How can I show that $\langle v , w \rangle = \lambda \langle d {\Phi}_p(v) , d {\Phi}_p(w) \rangle$ for any $\lambda \in \mathbb{R}$?

Question

Let $S$ and $S'$ be two surfaces and let $\Phi : S \to S'$ be a diffeomorphism.
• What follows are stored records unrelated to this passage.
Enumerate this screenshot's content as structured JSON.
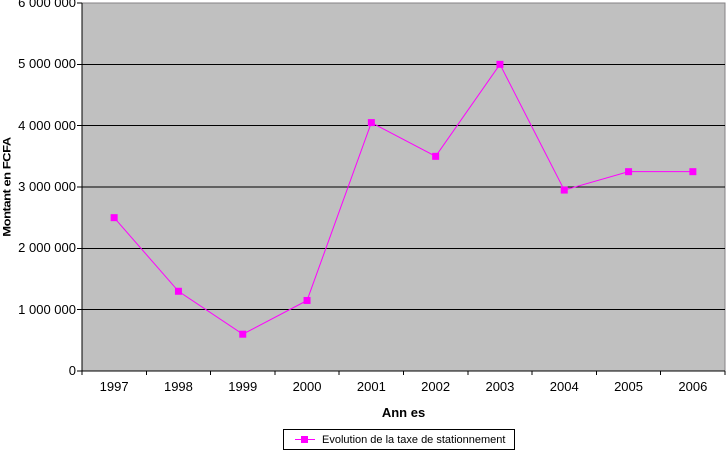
{
  "chart_data": {
    "type": "line",
    "title": "",
    "xlabel": "Ann es",
    "ylabel": "Montant en FCFA",
    "categories": [
      "1997",
      "1998",
      "1999",
      "2000",
      "2001",
      "2002",
      "2003",
      "2004",
      "2005",
      "2006"
    ],
    "series": [
      {
        "name": "Evolution de la taxe de stationnement",
        "color": "#FF00FF",
        "marker": "square",
        "values": [
          2500000,
          1300000,
          600000,
          1150000,
          4050000,
          3500000,
          5000000,
          2950000,
          3250000,
          3250000
        ]
      }
    ],
    "ylim": [
      0,
      6000000
    ],
    "ytick_interval": 1000000,
    "ytick_labels": [
      "0",
      "1 000 000",
      "2 000 000",
      "3 000 000",
      "4 000 000",
      "5 000 000",
      "6 000 000"
    ],
    "grid": "horizontal",
    "legend_position": "bottom",
    "colors": {
      "plot_background": "#C0C0C0",
      "plot_border": "#848284",
      "gridline": "#000000",
      "axis": "#000000",
      "series": "#FF00FF"
    }
  }
}
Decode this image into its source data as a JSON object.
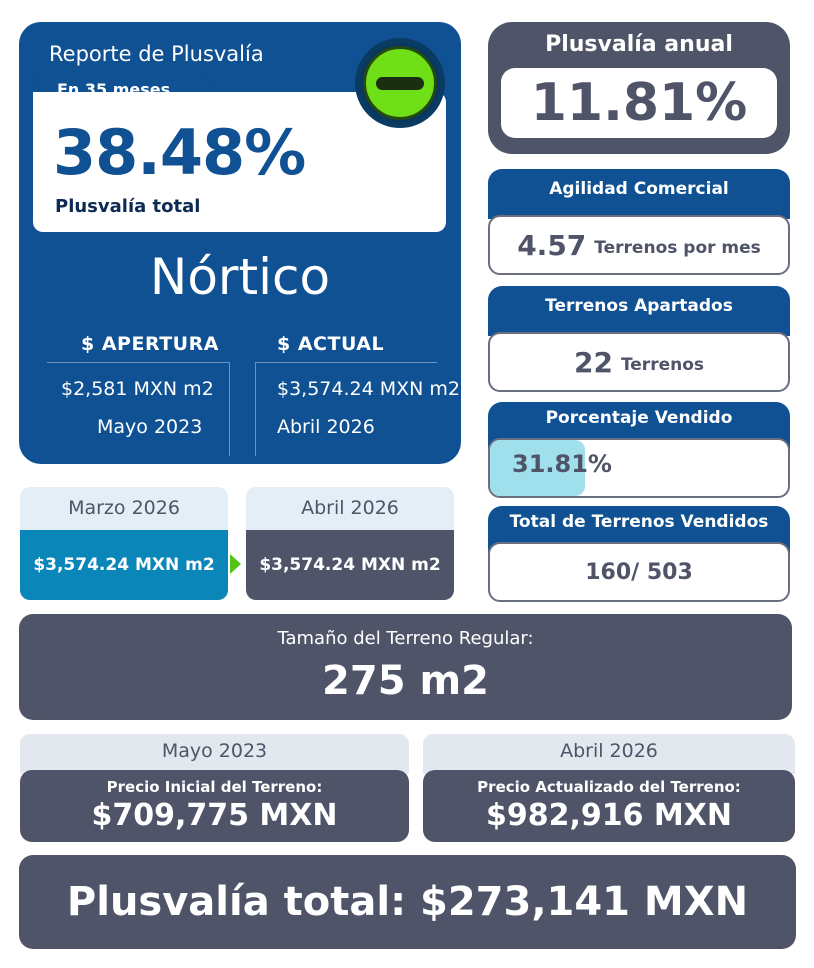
{
  "report": {
    "title": "Reporte de Plusvalía",
    "period": "En 35 meses",
    "total_percent": "38.48%",
    "total_label": "Plusvalía total",
    "project_name": "Nórtico",
    "badge_icon": "minus-circle-icon",
    "opening": {
      "header": "$ APERTURA",
      "price": "$2,581 MXN m2",
      "date": "Mayo 2023"
    },
    "current": {
      "header": "$ ACTUAL",
      "price": "$3,574.24 MXN m2",
      "date": "Abril 2026"
    }
  },
  "annual": {
    "title": "Plusvalía anual",
    "value": "11.81%"
  },
  "stats": {
    "agility": {
      "title": "Agilidad Comercial",
      "value": "4.57",
      "unit": "Terrenos por mes"
    },
    "reserved": {
      "title": "Terrenos Apartados",
      "value": "22",
      "unit": "Terrenos"
    },
    "sold_pct": {
      "title": "Porcentaje Vendido",
      "value": "31.81%",
      "fraction": 0.3181
    },
    "sold_total": {
      "title": "Total de Terrenos Vendidos",
      "value": "160/ 503"
    }
  },
  "months": {
    "previous": {
      "label": "Marzo 2026",
      "price": "$3,574.24 MXN m2"
    },
    "current": {
      "label": "Abril 2026",
      "price": "$3,574.24 MXN m2"
    }
  },
  "lot_size": {
    "label": "Tamaño del Terreno Regular:",
    "value": "275 m2"
  },
  "prices": {
    "initial": {
      "date": "Mayo 2023",
      "label": "Precio Inicial del Terreno:",
      "value": "$709,775 MXN"
    },
    "updated": {
      "date": "Abril 2026",
      "label": "Precio Actualizado del Terreno:",
      "value": "$982,916 MXN"
    }
  },
  "total_gain": "Plusvalía total: $273,141 MXN",
  "colors": {
    "primary_blue": "#0f5193",
    "slate": "#4f5468",
    "cyan_button": "#0a86b8",
    "progress_fill": "#9fe0ec",
    "badge_green": "#6fe017"
  }
}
We suppose that $\Phi \circ \alpha$ is a geodesic in $S'$ for all geodesic $\alpha$ in $S$. If $S$ is connected and $\Phi$ is a conformal mapping, how can I show that there exists $\lambda \in \mathbb{R}$ such that $$ \langle v , w \rangle = \lambda \langle d {\Phi}_p(v) , d {\Phi}_p(w) \rangle \tag{1} $$ for all $p \in S$ and for each $v , w \in T_pS$? Since it is conformal mapping, then there exists $\lambda : S \to (0 , \infty)$ such that $$ \langle d {\Phi}_p(v) , d {\Phi}_p(w) \rangle = \lambda(p) \langle v , w \rangle\mbox{.} $$ Thus a way to show (1) is see that $\lambda$ is a constant function using that $S$ is connected and using that $\Phi$ transforms geodesic in $S$ to geodesics in $S'$. Is it possible to do this?

Answer 1

If $c,\ d$ are unit speed geodesic s.t. $c(0)=d(0)$ and $ c'(0)\perp d'(0)$, then $ \angle\ c(-t)d(t)c(t)$ goes to $\frac{\pi}{2}$.

If $C,\ D$ are images of $\Phi$, then assume that $|C'|=a,\ |D'|=b$. If $a=b$, then we are done. If not, consider $\angle\ C(-t)D(t) C(t)$ which does not go to $\frac{\pi}{2}$. It is a contradiction, since $\Phi$ is conformal.